The annual conference of the American Planning Association, held last week in New Orleans, focused on the city’s recovery after flooding during Hurricane Katrina. Throughout the city were billboards advertising the new HBO series “Treme,” about people displaced by Katrina from an historic, but poor New Orleans neighborhood.
Saturating the television airways were clips of the series’ star, John Goodman, chewing out a British reporter who suggested New Orleans was past its prime and not worth saving – don’t save the city, its food or its music. Goodman ends up grabbing the guy’s microphone and heaving into the city’s rubble.
Goodman correctly shouts at the reporter that the destruction of the Mississippi Gulf Coast from Katrina five years ago was a natural disaster. The destruction of New Orleans was a manmade disaster (he actually used less polite.) Here’s a link to the YouTube video.
In their book “Clear As Mud,” Robert B. Olshanky, an urban planning professor at the University of Illinois, and Laurie A. Johnson, an urban planning consultant, document the run-up to this manmade disaster and what will be needed to put New Orleans back together. For years, government officials were warned that New Orleans’ levees were on the verge of breaking and people would drown like rats.
Goodman’s exchange with the pesty reporter was (more politely) replicated during an APA conference session. An out-of-town planner asked a similar question: Is it possible that it is just too expensive to rebuild New Orleans?
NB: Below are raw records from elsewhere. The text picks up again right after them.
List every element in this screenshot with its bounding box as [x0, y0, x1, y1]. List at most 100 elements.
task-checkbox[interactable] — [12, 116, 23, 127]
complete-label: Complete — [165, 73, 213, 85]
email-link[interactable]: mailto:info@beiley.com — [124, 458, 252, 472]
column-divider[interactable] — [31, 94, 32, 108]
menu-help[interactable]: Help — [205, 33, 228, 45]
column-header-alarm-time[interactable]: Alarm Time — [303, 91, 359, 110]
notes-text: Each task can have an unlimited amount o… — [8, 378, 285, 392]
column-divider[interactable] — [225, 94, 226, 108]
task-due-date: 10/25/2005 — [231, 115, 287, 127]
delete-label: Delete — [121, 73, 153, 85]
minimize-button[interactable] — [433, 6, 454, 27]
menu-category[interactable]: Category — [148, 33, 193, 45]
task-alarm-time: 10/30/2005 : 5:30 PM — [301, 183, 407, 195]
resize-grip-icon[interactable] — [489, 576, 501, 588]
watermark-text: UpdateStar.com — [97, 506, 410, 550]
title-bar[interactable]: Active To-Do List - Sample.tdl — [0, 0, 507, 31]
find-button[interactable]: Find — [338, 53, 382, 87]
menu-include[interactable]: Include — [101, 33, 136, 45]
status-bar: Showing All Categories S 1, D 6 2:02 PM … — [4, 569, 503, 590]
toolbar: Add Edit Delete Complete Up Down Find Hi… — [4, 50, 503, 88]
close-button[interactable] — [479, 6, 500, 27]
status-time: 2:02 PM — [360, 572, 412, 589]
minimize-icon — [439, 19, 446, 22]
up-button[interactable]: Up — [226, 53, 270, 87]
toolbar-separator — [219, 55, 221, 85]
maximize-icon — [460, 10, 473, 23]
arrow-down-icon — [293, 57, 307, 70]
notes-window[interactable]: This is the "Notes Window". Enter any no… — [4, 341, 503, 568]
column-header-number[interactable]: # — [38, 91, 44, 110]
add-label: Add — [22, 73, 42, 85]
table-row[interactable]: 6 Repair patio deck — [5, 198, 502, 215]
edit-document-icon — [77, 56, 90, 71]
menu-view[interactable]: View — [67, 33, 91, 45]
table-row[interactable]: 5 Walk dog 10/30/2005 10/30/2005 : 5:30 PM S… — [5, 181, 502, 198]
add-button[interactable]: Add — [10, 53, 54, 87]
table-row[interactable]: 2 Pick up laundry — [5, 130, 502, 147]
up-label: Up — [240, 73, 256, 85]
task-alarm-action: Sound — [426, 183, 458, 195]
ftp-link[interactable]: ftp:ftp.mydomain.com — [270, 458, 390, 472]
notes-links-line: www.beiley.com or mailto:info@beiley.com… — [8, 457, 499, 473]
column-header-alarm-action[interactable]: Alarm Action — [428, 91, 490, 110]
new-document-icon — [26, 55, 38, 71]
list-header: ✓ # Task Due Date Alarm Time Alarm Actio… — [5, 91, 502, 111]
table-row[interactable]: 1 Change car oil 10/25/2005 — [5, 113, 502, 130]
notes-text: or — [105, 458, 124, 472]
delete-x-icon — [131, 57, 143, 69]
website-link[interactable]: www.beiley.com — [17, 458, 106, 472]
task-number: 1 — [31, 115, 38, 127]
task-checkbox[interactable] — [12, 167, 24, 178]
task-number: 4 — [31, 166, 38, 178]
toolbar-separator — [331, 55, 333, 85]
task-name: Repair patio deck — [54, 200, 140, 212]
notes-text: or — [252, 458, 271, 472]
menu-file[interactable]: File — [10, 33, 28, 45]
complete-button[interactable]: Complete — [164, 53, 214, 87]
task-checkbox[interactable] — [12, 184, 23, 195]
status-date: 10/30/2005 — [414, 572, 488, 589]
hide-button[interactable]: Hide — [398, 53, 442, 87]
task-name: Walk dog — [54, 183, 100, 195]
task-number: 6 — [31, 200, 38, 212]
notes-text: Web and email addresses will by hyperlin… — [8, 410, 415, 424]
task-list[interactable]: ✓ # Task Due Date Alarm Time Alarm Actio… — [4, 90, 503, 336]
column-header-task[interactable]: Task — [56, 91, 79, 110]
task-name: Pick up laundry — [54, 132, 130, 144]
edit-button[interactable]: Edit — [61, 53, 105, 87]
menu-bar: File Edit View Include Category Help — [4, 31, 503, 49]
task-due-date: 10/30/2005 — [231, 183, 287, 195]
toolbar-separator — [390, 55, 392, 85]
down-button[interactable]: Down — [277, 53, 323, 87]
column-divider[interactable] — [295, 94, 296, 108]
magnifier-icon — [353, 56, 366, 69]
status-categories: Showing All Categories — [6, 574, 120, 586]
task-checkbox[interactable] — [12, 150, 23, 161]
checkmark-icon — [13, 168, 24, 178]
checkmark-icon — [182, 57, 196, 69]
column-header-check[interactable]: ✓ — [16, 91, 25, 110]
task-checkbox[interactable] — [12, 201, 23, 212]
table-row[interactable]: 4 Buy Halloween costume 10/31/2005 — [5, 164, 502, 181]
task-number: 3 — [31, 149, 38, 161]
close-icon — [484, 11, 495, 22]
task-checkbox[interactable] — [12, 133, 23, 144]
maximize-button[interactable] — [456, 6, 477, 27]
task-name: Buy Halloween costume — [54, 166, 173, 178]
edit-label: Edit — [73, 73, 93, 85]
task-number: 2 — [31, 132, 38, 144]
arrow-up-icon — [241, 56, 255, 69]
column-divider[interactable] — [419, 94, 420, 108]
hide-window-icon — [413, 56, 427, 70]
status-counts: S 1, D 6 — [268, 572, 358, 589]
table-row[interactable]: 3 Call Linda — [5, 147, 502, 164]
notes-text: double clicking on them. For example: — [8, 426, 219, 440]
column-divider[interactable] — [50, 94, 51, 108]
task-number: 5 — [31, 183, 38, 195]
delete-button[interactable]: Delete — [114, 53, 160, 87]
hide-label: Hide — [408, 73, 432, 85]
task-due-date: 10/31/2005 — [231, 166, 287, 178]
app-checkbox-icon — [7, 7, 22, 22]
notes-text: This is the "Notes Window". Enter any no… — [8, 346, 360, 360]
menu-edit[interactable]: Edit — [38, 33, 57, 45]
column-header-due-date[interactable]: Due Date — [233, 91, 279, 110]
A panel of New Orleans activists and city officials, some of whom had seen their homes wash away when the water broke through defective levees, basically “ate the man’s face.”
Their point: Don’t question the money spent to restore New Orleans and return people to their homes. That question is not raised when rivers repeatedly flood Midwest cities, tornadoes tear apart neighborhoods, or when wildfires and earthquakes ravage California.
It’s going to take billions of dollars and many more years to put New Orleans and the Gulf Coast back together. Can we, as a nation, just walk away?
John Hardisty (Jack) retired in 2004 as the development services director for the city of Bakersfield, Calif. In 1952, a massive earthquake leveled most of Bakersfield’s downtown. Did anyone suggest the city wasn’t worth rebuilding?